KOMPAS.com/IRFAN MAULLANAI Dewa Gede Budjana
JAKARTA, KOMPAS.COM -- Tak dapat disembunyikan, memori auditif Dewa Budjana muncul di album Joged Kahyangan. Kenangan dengaran akan tembang dan gending pentatonik yang mengendap dalam ruang ingatannya menyusup dalam komposisinya.
Tidak mencolok memang, tetapi pengaruh garis melodi pentatonik itu terasa pada lagu seperti "Dang Hyang Story", "Guru Mandala", "Cloud of Foggy", dan "Joged Kahyangan", yang menjadi judul album. Budjana mengaku secara sadar tidak berpretensi untuk menyusun komposisi dengan garis melodi berasa tembang Bali. "Saya tidak berpikir untuk membuat notasi tradisi, itu lahir alamiah saja," kata Budjana.
Gagasan yang mendasari lahirnya komposisi memang membawa Budjana kembali ke atmosfer Bali. "Guru Mandala", misalnya, berangkat dari gagasan untuk menggambarkan tanaman lotus atau teratai yang dipandang Budjana sebagai simbol kekuatan yang bisa tumbuh di mana saja, bahkan di tanah berlumpur seperti teratai.
Budjana kemudian menyodorkan karya-karyanya kepada musisi kondang Peter Erskine (drum), Bob Mintzer (Tenor saksofon, klarinet, bas klarinet), Jimmy Johnson (bas elektrik), Larry Goldings (piano/organ), dan Janis Siegel (vokal). Album direkam di Firehouse Recording Studio, Pasadena, California, Amerika Serikat, pada 7 Juni 2012. Terlibatnya musisi jazz itu merupakan pilihan sadar, bukan cara gagah-gagahan.
"Saya ingin notasi lokal itu dimainkan musisi sana, dimainkan dengan instrumen Barat.
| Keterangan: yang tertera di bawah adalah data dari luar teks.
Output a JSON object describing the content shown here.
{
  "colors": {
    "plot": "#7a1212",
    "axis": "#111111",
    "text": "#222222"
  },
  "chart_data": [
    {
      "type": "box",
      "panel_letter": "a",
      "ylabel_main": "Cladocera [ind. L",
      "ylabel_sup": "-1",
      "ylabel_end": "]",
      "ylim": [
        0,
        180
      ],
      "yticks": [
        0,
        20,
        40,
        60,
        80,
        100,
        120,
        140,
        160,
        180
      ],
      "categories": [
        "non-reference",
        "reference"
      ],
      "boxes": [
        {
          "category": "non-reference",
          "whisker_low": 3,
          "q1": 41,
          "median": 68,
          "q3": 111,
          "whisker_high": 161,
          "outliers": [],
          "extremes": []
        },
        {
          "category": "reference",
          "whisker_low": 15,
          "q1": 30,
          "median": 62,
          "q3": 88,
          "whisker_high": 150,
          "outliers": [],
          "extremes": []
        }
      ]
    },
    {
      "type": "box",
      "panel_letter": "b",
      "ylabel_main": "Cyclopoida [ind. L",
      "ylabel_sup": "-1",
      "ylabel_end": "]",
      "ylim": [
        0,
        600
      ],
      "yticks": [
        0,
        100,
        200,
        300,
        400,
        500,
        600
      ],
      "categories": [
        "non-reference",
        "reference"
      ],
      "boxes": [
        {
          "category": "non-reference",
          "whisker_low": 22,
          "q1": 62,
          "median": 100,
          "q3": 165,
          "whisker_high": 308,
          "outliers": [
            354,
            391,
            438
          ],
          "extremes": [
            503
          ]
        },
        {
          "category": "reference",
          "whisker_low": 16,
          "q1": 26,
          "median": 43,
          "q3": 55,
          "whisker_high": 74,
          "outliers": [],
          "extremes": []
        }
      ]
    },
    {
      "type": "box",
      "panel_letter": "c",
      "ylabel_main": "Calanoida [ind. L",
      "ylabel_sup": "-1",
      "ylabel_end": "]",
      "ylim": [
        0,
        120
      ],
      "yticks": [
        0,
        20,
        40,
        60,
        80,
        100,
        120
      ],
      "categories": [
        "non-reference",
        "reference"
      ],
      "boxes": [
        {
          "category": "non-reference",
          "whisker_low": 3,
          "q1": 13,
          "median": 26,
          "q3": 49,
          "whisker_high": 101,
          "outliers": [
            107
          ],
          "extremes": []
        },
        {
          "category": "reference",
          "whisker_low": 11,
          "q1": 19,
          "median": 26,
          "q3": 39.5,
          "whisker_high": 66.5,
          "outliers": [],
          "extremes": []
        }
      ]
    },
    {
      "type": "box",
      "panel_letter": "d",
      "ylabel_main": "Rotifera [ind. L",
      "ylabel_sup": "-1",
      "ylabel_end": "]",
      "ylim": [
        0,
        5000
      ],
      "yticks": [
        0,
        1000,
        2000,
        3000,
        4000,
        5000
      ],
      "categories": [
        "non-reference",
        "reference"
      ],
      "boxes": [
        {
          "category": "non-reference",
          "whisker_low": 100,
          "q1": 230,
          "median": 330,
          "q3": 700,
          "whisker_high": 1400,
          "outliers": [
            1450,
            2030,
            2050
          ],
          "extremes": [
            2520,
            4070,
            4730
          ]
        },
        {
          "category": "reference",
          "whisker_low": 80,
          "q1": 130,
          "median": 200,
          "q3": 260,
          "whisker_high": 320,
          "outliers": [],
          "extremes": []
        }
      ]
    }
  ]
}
Kalau dimainkan dengan suling, mungkin itu akan terdengar Bali banget," kata Budjana.
Hasilnya, meski yang memainkan adalah musisi tanpa referensi kenangan masa lalu Budjana, asupan nuansa Bali tetap terasa meski tidak sangat mencolok telinga.
Spontan, menantang
Seniman pendukung Joged Kahyangan adalah musisi profesional dengan jam terbang tinggi di jagat jazz. Bob Mintzer (60) adalah saksofonis dedengkot band Yellow Jackets dan memimpin big band jazz. Peters Erskine (58), drumer yang pernah mendukung band jazz fusion legendaris Weather Report dan beberapa kali menerima Grammy.
Mereka membaca dan menginterpretasi komposisi Budjana, tanpa referensi sosio-kultural yang melingkupi Budjana. Mereka memainkan karya Budjana dengan pengalaman estetis masing-masing seniman, termasuk dengan improvisasi spontan dan personal. Namun, jiwa musik tetap bertumpu pada komposisi Budjana dengan segala pengaruh rasa yang ia bawa dari tanah airnya.
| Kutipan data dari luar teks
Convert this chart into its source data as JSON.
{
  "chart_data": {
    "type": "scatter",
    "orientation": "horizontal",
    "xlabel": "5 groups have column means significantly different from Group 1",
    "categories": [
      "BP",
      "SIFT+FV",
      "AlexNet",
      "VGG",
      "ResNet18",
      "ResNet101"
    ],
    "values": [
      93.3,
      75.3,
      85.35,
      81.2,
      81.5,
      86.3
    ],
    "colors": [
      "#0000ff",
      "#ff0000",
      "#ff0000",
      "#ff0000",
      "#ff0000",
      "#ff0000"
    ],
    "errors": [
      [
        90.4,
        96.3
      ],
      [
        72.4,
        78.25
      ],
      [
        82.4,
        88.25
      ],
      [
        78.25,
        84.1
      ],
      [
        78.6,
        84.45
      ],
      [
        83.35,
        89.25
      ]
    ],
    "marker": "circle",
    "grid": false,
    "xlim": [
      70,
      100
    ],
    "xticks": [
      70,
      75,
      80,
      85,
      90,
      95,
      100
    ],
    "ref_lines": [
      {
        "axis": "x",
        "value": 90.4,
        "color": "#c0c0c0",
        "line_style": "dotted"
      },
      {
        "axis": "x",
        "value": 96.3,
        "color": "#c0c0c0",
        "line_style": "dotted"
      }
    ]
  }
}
"Saya cuma kasih notasi. Mereka main berdasarkan apa yang mereka baca dan dari apa yang kami masing-masing dengar dan rasa," kata Budjana.
Proses rekaman Joged Kahyangan lebih mengutamakan spontanitas, orisinalitas dari suasana batin seniman pada saat rekaman berlangsung. Lebih banyak live, bukan rekaman berlapis-lapis (overdub). Seniman jazz sangat menghargai apa yang disebut spirit of the moment, gejolak emosi, jiwa yang muncul saat rekaman berlangsung. Yang kemudian terekam adalah rasa dan bukan sekadar suara. Rasa itulah yang menjelma ke dalam materi auditif yang kemudian sampai ke telinga penikmat. "Jadi, apa yang terjadi saat main, ya itulah hasilnya," kata Budjana.
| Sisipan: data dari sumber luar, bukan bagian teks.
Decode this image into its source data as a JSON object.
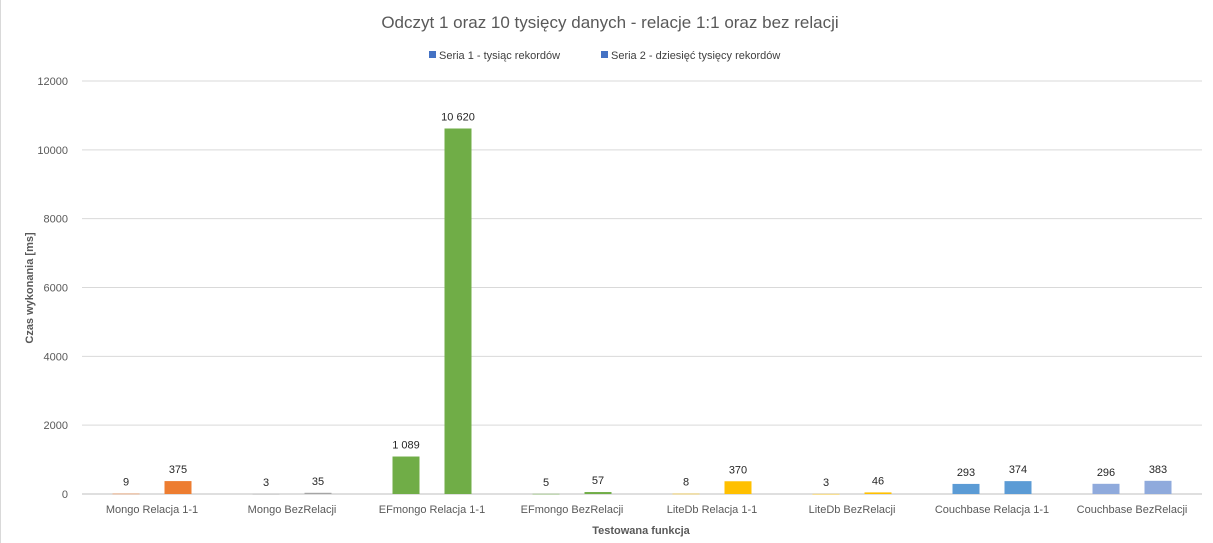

Hasilnya memang suatu kesegaran rasa. Notasi yang kata Budjana itu adalah rasa tradisi itu diletakkan dalam harmoni chord jazz. Bob Mintzer, seperti dituturkan Budjana, merasa mendapat tantangan ketika memainkan komposisi dengan notasi yang termasuk jarang ia mainkan.
"It was challenging and interesting music," kata Bob Mintzer dalam e-mail-nya kepada Budjana.
Di antara GIGI
Album Joged Kahyangan merupakan album ke-6 Budjana sebagai seniman gitar, di luar band GIGI. Sebelumnya ia membuat Dawai in Paradise, yang beredar awal tahun 2012 lewat DeMajors dan kemudian dirilis Moonjune Records pada Maret 2013. Jauh sebelumnya Budjana membuat album Home (2006), Samsara (2003), Gitarku (2000), dan Nusa Damai (1997).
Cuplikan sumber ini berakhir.